While the church didn't take an official stance against Darwin, its officials — in a widely publicized 1860 debate — made nasty arguments against his theory that species evolve through natural selection, the church says on its Web site. Today, some fundamentalist Christians argue that evolution can't co-exist with the biblical story of creation — a concept gaining new traction thanks to Republican vice presidential candidate Sarah Palin, who believes creationism should be taught along with evolution in schools.
Brown's statement, posted yesterday, reflects the church's position on Darwin but isn’t an official apology, the Church of England told the Associated Press. Pope John Paul II said in 1992 that the Catholic Church should say it was sorry for putting Galileo on trial over his assertion that Earth revolves around the sun.
Darwin's great-great grandson, Andrew Darwin, told Britain's Daily Mail on Saturday that he was "bemused" by the apology, which he described as "pointless."

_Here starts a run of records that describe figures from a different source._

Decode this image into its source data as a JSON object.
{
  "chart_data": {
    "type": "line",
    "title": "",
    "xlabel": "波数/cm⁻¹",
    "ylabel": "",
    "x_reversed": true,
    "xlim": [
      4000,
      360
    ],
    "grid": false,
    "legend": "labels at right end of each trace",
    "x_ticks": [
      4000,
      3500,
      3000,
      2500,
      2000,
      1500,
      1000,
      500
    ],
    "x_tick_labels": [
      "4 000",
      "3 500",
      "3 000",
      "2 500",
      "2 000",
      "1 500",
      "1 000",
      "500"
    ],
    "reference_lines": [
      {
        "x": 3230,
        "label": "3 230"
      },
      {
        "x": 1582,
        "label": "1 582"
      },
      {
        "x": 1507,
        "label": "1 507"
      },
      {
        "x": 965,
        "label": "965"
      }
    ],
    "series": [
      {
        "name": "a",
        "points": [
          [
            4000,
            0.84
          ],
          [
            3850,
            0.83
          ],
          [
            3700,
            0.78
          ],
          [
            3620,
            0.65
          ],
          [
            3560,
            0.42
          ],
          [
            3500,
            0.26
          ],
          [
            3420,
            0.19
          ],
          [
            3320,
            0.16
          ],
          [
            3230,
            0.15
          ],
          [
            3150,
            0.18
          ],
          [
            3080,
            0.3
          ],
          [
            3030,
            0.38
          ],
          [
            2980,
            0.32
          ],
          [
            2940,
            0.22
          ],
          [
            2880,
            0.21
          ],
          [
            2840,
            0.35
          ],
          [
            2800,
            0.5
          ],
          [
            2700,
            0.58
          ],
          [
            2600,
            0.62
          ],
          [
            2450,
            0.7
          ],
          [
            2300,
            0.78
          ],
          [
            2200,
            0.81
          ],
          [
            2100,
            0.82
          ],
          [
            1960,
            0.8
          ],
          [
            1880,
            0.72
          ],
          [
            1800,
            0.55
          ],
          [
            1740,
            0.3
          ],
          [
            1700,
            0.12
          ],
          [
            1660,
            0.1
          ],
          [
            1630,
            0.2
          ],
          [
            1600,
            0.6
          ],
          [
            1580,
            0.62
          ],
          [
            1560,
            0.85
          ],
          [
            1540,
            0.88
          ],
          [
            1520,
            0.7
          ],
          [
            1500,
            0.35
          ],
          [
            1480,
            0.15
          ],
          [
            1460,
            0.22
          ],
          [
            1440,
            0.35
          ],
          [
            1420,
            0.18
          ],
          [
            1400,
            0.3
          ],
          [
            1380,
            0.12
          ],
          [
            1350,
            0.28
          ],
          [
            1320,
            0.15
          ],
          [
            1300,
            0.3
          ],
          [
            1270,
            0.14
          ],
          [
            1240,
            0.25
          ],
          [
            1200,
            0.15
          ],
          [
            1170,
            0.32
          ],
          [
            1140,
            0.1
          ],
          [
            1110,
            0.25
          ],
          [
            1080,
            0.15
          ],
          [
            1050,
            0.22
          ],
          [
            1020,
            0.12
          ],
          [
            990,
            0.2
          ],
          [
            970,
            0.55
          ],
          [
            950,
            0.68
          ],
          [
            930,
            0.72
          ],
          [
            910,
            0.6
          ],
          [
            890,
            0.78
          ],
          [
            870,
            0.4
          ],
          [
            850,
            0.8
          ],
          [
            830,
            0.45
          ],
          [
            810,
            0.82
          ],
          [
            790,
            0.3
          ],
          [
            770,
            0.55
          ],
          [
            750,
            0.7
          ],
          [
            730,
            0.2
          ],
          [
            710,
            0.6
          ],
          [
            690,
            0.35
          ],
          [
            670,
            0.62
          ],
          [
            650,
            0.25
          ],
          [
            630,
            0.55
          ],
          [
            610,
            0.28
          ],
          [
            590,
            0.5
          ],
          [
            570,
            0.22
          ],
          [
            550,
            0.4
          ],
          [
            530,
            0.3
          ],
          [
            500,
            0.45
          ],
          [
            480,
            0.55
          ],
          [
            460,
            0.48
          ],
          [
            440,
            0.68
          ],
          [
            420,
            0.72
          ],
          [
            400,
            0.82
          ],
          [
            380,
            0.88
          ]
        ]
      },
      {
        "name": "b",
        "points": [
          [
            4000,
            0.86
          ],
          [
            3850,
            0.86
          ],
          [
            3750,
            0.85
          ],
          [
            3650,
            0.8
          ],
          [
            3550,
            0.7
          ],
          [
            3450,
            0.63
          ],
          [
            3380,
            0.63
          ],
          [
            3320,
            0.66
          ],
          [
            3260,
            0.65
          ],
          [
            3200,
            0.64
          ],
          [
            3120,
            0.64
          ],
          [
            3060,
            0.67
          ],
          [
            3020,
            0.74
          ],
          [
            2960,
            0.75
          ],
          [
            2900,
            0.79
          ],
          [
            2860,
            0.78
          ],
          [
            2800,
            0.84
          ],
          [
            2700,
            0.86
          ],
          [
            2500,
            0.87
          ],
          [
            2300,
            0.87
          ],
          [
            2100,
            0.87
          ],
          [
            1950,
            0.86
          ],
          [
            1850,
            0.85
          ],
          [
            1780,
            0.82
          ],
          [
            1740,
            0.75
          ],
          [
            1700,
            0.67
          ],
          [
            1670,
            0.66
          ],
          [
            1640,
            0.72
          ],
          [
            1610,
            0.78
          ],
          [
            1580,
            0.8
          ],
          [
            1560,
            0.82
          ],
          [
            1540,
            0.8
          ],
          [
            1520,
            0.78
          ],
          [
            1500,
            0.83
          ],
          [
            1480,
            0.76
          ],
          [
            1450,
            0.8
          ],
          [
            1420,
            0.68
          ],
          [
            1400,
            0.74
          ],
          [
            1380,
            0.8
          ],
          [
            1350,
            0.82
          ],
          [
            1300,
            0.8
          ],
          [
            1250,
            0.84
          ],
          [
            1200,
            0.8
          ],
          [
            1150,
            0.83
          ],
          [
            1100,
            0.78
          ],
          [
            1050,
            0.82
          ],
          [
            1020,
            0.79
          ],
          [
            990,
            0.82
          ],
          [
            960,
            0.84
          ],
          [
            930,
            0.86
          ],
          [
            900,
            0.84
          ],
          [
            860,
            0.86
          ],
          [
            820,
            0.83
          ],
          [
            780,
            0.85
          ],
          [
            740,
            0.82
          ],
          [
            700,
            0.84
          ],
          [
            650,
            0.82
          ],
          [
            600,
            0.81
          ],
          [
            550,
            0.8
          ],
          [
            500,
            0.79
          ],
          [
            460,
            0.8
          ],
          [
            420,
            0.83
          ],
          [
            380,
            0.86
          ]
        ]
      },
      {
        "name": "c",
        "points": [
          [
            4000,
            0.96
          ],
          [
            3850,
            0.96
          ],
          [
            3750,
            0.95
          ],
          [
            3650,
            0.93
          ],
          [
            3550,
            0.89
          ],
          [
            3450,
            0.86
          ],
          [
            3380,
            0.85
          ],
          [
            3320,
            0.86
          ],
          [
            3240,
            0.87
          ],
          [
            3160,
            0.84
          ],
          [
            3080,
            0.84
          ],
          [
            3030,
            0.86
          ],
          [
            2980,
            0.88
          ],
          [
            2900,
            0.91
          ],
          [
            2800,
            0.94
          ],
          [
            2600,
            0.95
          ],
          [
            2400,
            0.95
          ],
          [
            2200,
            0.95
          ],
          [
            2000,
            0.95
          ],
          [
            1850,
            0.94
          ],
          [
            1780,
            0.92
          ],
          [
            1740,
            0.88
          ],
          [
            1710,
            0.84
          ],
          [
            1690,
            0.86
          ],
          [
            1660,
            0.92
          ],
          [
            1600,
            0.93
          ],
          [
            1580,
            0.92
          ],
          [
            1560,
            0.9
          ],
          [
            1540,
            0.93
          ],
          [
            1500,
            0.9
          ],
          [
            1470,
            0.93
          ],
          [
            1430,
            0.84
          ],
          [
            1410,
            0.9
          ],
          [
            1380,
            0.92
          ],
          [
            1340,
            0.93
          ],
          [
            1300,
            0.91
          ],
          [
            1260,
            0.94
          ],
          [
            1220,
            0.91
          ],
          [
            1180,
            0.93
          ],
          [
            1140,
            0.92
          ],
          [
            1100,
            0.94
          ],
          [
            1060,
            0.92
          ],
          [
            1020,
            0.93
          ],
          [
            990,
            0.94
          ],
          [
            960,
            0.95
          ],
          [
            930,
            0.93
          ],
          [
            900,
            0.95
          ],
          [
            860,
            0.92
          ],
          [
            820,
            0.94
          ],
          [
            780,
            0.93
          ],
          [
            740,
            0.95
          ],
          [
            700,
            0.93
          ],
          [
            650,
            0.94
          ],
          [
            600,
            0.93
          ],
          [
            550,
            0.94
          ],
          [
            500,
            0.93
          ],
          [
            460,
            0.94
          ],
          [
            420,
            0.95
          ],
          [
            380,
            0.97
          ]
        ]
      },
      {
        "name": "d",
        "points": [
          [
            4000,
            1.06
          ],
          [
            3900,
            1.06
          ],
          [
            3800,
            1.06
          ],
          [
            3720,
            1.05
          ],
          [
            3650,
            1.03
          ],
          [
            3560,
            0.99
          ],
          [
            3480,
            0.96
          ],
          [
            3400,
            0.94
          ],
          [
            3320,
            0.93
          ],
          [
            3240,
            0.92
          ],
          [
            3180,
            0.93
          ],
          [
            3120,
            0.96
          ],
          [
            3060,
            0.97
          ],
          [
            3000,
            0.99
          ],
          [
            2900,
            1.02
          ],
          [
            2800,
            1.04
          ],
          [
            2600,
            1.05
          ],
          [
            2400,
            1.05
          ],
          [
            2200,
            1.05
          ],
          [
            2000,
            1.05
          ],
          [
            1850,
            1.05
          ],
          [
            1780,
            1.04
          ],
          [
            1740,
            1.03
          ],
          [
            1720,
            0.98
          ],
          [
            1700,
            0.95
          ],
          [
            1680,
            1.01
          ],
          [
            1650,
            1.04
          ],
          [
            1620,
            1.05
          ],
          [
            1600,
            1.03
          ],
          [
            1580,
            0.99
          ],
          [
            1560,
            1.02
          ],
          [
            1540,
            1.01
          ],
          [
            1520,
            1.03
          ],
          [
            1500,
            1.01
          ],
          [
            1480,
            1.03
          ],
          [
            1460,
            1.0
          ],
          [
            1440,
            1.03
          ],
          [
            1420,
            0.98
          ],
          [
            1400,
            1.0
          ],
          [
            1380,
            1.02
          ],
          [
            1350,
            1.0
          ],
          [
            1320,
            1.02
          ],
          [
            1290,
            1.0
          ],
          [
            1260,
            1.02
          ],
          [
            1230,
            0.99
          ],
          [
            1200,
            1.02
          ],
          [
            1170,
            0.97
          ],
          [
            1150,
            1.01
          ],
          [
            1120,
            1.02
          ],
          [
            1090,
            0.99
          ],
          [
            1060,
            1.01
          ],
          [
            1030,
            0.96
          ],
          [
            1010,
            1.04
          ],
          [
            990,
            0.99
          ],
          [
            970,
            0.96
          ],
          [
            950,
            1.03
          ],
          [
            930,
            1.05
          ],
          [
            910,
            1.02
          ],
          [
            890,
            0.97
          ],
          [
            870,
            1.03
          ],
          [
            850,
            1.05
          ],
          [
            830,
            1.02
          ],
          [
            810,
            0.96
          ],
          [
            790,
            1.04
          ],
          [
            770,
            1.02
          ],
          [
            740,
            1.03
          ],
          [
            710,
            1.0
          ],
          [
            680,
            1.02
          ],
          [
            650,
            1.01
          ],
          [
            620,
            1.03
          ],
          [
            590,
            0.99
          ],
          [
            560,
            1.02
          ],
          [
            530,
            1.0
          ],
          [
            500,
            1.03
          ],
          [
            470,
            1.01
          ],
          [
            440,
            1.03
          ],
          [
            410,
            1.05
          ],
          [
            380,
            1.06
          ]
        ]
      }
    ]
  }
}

"Why bother?" he told the newspaper. "When an apology is made after 200 years, it’s not so much to right a wrong, but to make the person or organization making the apology feel better."
Updated 5:05 p.m. Sept. 16: The Vatican says Darwin's theories are compatible with the Bible, and doesn't plan any apology like the one a Church of England spokesman suggests the Anglican Church should offer, Reuters and DPA are reporting. "Maybe we should abandon the idea of issuing apologies as if history was a court eternally in session," said Archbishop Gianfranco Ravasi, the Vatican's culture minister. Darwin's theories, he said, were "never condemned by the Catholic Church nor was his book ever banned," according to Reuters.